I went around searching for studies, but all I uncovered were more pieces like the Atlantic’s. Did you know that, when women are around, men find it easier to run; they eat more calories; they talk more; they take more risks; and they experience more “cognitive impairment?” Did you know that men donate more to charity when a beautiful woman is watching? That men try to save money in the company of available women? That men with daughters vote more liberally? That having sisters predisposes men toward generosity?

But what about how having sons might affect the business practices of female CEOs? Might being observed by a guy make a woman run faster, take greater risks or donate more money?
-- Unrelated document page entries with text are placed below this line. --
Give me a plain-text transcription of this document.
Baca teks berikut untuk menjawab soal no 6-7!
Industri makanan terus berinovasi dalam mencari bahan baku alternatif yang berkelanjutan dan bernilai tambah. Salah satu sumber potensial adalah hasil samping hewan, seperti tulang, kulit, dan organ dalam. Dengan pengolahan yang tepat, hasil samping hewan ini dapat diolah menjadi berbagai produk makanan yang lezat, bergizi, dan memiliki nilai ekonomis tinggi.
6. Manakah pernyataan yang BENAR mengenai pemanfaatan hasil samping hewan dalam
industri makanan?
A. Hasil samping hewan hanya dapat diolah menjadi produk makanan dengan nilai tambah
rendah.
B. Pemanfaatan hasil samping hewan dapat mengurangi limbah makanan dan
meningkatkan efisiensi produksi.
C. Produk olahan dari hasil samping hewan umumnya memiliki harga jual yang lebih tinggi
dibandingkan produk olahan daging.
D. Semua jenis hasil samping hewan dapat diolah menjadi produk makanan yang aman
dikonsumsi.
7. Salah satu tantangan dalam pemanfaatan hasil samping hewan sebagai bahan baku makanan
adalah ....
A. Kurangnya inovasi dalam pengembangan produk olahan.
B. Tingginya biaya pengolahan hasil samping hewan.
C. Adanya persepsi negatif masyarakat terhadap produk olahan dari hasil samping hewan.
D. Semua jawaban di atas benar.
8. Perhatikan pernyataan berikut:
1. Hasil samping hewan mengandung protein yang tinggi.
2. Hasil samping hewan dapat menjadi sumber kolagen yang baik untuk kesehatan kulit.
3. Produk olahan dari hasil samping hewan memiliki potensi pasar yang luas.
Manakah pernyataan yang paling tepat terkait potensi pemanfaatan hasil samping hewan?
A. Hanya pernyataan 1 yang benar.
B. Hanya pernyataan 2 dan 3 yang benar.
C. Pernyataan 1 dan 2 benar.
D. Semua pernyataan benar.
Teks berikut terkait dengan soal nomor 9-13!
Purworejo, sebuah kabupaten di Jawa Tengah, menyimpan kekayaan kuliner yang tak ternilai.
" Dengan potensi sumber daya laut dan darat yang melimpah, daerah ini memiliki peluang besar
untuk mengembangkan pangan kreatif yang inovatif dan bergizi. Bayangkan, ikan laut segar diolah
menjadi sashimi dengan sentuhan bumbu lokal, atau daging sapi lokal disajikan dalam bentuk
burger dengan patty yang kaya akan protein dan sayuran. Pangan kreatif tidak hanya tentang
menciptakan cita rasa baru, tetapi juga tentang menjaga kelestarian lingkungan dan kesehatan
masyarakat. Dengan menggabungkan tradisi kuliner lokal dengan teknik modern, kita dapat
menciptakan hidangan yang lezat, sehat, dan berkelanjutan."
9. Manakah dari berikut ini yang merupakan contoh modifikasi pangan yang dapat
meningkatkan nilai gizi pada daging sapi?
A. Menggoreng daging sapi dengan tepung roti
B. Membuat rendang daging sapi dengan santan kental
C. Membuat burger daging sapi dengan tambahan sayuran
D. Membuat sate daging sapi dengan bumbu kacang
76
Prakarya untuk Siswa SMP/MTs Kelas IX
Information about whether, for instance, girls speak up less in co-ed classrooms is out there, but it doesn’t get nearly as much play in the press – and the framing is almost always “this is how women react to their own awareness of a man’s presence.”

So what does this mean? Is it somehow troubling that we rarely encounter studies that use ladies as experimental subjects, and guys as inputs? Or should we embrace our status as independent variables (which sounds exciting, like a mix between a Beyonce song and a spy mission)? Does our independent variable-ness speak to our girl power, or to ongoing male power? Someone should do a study.